对本文的评价:创新性实则在于引入 self-attention layer,其对于 lexical mapping 问题(即source lang. translation的问题)的解决并没有创新,方法同 Word Translation Without Parallel Data, Alexis Conneau, 2018.1 的完全一致。
Motivation
- 目的
- 对 resource-rich language 的 NER 模型进行 unsupervised transfer, 解决 language with no annotated resources 的问题。
- 上述做法的困难之处
- differences in words
- word order
- 本文的目的和工作
- mapping of lexical items across Lan. (STEP 1-3)

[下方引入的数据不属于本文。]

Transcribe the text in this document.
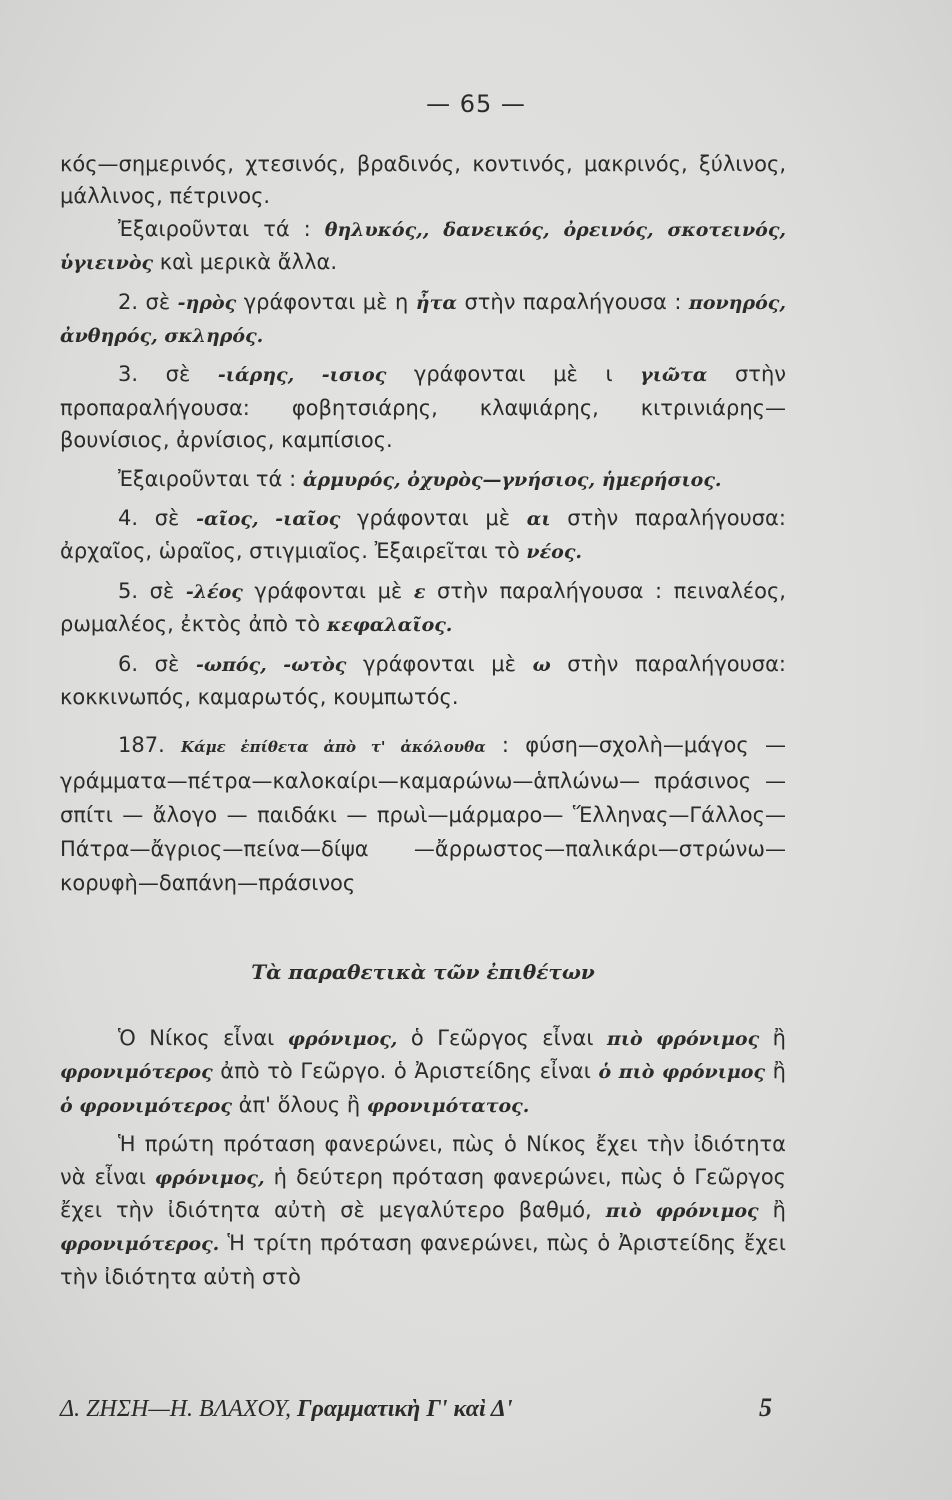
— 65 —

κός—σημερινός, χτεσινός, βραδινός, κοντινός, μακρινός, ξύλινος, μάλλινος, πέτρινος.

Ἐξαιροῦνται τά : θηλυκός,, δανεικός, ὀρεινός, σκοτεινός, ὑγιεινὸς καὶ μερικὰ ἄλλα.

2. σὲ -ηρὸς γράφονται μὲ η ἦτα στὴν παραλήγουσα : πονηρός, ἀνθηρός, σκληρός.

3. σὲ -ιάρης, -ισιος γράφονται μὲ ι γιῶτα στὴν προπαραλήγουσα: φοβητσιάρης, κλαψιάρης, κιτρινιάρης—βουνίσιος, ἀρνίσιος, καμπίσιος.

Ἐξαιροῦνται τά : ἁρμυρός, ὀχυρὸς—γνήσιος, ἡμερήσιος.

4. σὲ -αῖος, -ιαῖος γράφονται μὲ αι στὴν παραλήγουσα: ἀρχαῖος, ὡραῖος, στιγμιαῖος. Ἐξαιρεῖται τὸ νέος.

5. σὲ -λέος γράφονται μὲ ε στὴν παραλήγουσα : πειναλέος, ρωμαλέος, ἐκτὸς ἀπὸ τὸ κεφαλαῖος.

6. σὲ -ωπός, -ωτὸς γράφονται μὲ ω στὴν παραλήγουσα: κοκκινωπός, καμαρωτός, κουμπωτός.

187. Κάμε ἐπίθετα ἀπὸ τ' ἀκόλουθα : φύση—σχολὴ—μάγος —γράμματα—πέτρα—καλοκαίρι—καμαρώνω—ἁπλώνω— πράσινος — σπίτι — ἄλογο — παιδάκι — πρωὶ—μάρμαρο— Ἕλληνας—Γάλλος—Πάτρα—ἄγριος—πείνα—δίψα —ἄρρωστος—παλικάρι—στρώνω—κορυφὴ—δαπάνη—πράσινος

Τὰ παραθετικὰ τῶν ἐπιθέτων

Ὁ Νίκος εἶναι φρόνιμος, ὁ Γεῶργος εἶναι πιὸ φρόνιμος ἢ φρονιμότερος ἀπὸ τὸ Γεῶργο. ὁ Ἀριστείδης εἶναι ὁ πιὸ φρόνιμος ἢ ὁ φρονιμότερος ἀπ' ὅλους ἢ φρονιμότατος.

Ἡ πρώτη πρόταση φανερώνει, πὼς ὁ Νίκος ἔχει τὴν ἰδιότητα νὰ εἶναι φρόνιμος, ἡ δεύτερη πρόταση φανερώνει, πὼς ὁ Γεῶργος ἔχει τὴν ἰδιότητα αὐτὴ σὲ μεγαλύτερο βαθμό, πιὸ φρόνιμος ἢ φρονιμότερος. Ἡ τρίτη πρόταση φανερώνει, πὼς ὁ Ἀριστείδης ἔχει τὴν ἰδιότητα αὐτὴ στὸ

Δ. ΖΗΣΗ—Η. ΒΛΑΧΟΥ, Γραμματικὴ Γ' καὶ Δ'	5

- find translations based on bilingual word embeddings
- word order (STEP 4)
- self-attention
- mapping of lexical items across Lan. (STEP 1-3)
- 本文的成果: under cross-lingual setting
- state-of-the-art: Spanish, Dutch
- competitive: German
- much lower resource requirement
- evaluate on Uyghur
Introduction
- NER的工作在引入 nerual architecture 之后取得了长足的进步,但在处理 Lan. with limited amounts of labeled data方面仍有许多不足。

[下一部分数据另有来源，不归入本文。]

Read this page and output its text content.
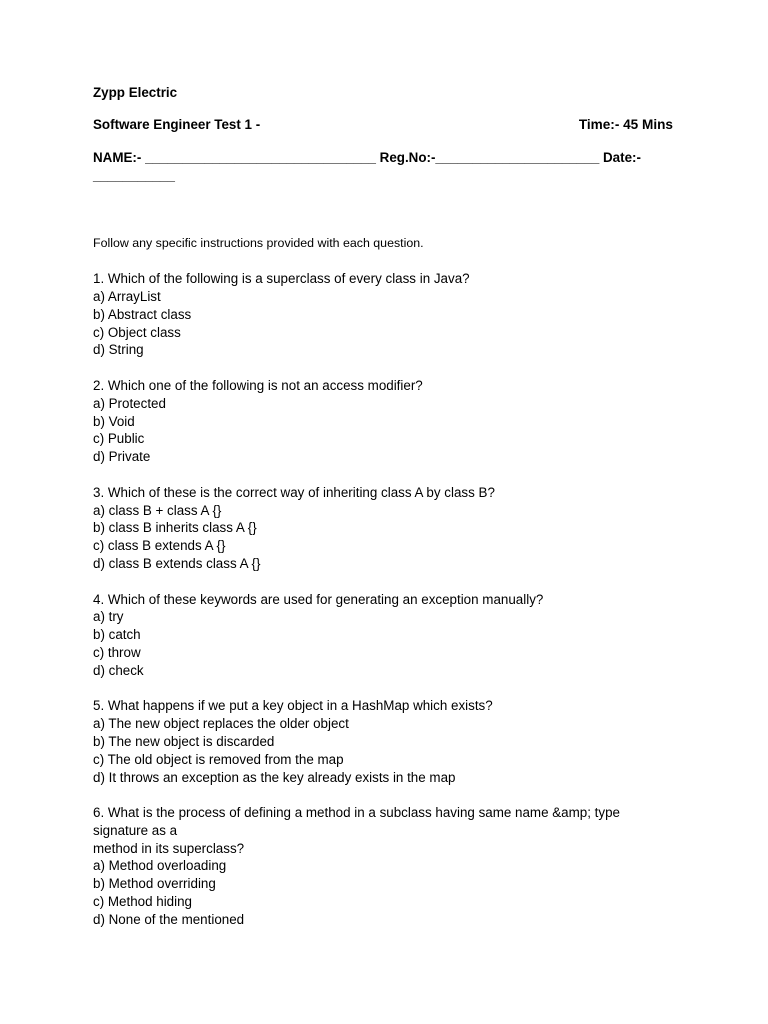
Zypp Electric
Software Engineer Test 1 -	Time:- 45 Mins
NAME:- _______________________________ Reg.No:-______________________ Date:-
___________
Follow any specific instructions provided with each question.
1. Which of the following is a superclass of every class in Java?
a) ArrayList
b) Abstract class
c) Object class
d) String
2. Which one of the following is not an access modifier?
a) Protected
b) Void
c) Public
d) Private
3. Which of these is the correct way of inheriting class A by class B?
a) class B + class A {}
b) class B inherits class A {}
c) class B extends A {}
d) class B extends class A {}
4. Which of these keywords are used for generating an exception manually?
a) try
b) catch
c) throw
d) check
5. What happens if we put a key object in a HashMap which exists?
a) The new object replaces the older object
b) The new object is discarded
c) The old object is removed from the map
d) It throws an exception as the key already exists in the map
6. What is the process of defining a method in a subclass having same name &amp; type
signature as a
method in its superclass?
a) Method overloading
b) Method overriding
c) Method hiding
d) None of the mentioned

- Cross-lingual NER: transfer knowledge from high-resource to low-resource
- 本文:unsupervised transfer
- 2 challenge of unsupervised transfer
- lexical mapping
- word order
- lexical mapping
- M1: use parallel porpora to project annotations through word alignment
- M2: cheap translation: uses a bilingual dictionary to perform word-level translation (参考文献 :利用字典取得了不错的翻译效果,主要是多个词对应时的处理,侧重于对morphological information 的处理)
- M3: bilingual word embeddings (BWE)
- 用 a small dictionary 或者 adversarial training / identical character strings 等方法将不同语种的 WE 映射到 a shared consistent embedding space
- 本文:discrete dictionary-based + contnuous embedding-based
- 将不同 Lan. 的 WE 映射到 shared BWE space. (embedding based)

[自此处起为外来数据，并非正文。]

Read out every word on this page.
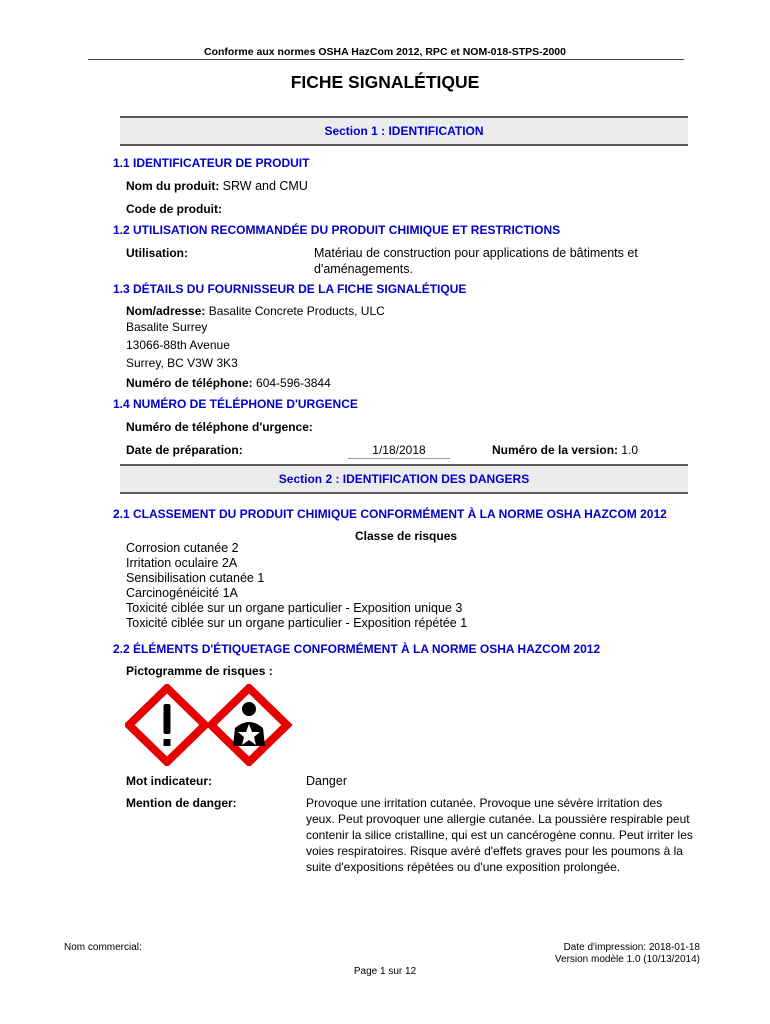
Conforme aux normes OSHA HazCom 2012, RPC et NOM-018-STPS-2000
FICHE SIGNALÉTIQUE
Section 1 : IDENTIFICATION
1.1 IDENTIFICATEUR DE PRODUIT
Nom du produit: SRW and CMU
Code de produit:
1.2 UTILISATION RECOMMANDÉE DU PRODUIT CHIMIQUE ET RESTRICTIONS
Utilisation:	Matériau de construction pour applications de bâtiments et d'aménagements.
1.3 DÉTAILS DU FOURNISSEUR DE LA FICHE SIGNALÉTIQUE
Nom/adresse: Basalite Concrete Products, ULC
Basalite Surrey
13066-88th Avenue
Surrey, BC V3W 3K3
Numéro de téléphone: 604-596-3844
1.4 NUMÉRO DE TÉLÉPHONE D'URGENCE
Numéro de téléphone d'urgence:
Date de préparation:	1/18/2018	Numéro de la version: 1.0
Section 2 : IDENTIFICATION DES DANGERS
2.1 CLASSEMENT DU PRODUIT CHIMIQUE CONFORMÉMENT À LA NORME OSHA HAZCOM 2012
Classe de risques
Corrosion cutanée 2
Irritation oculaire 2A
Sensibilisation cutanée 1
Carcinogénéicité 1A
Toxicité ciblée sur un organe particulier - Exposition unique 3
Toxicité ciblée sur un organe particulier - Exposition répétée 1
2.2 ÉLÉMENTS D'ÉTIQUETAGE CONFORMÉMENT À LA NORME OSHA HAZCOM 2012
Pictogramme de risques :
Mot indicateur:	Danger
Mention de danger:	Provoque une irritation cutanée. Provoque une sévère irritation des
yeux. Peut provoquer une allergie cutanée. La poussière respirable peut
contenir la silice cristalline, qui est un cancérogène connu. Peut irriter les
voies respiratoires. Risque avéré d'effets graves pour les poumons à la
suite d'expositions répétées ou d'une exposition prolongée.
Nom commercial:	Date d'impression: 2018-01-18
Version modèle 1.0 (10/13/2014)
Page 1 sur 12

- learn discrete word translations by 在 BWE 空间中找最近邻 (dictionary based)
- train a model on the translated data.
- word ordering
- 目前没有专门做 unsupervised cross-lingual transfer for NER 的相关工作
- 本文: alleviate this issue by incorporatin an order-invariant self-attention mechanism into the neural architecture
Approach
Problem Setting - Unsupervised cross-lingual NER
- 已有方法:使用各种 resources
- parallel corpora
- Wikipedia
- large dictionaries
- 本文需要的 resource
- labeled training data in the source Lan.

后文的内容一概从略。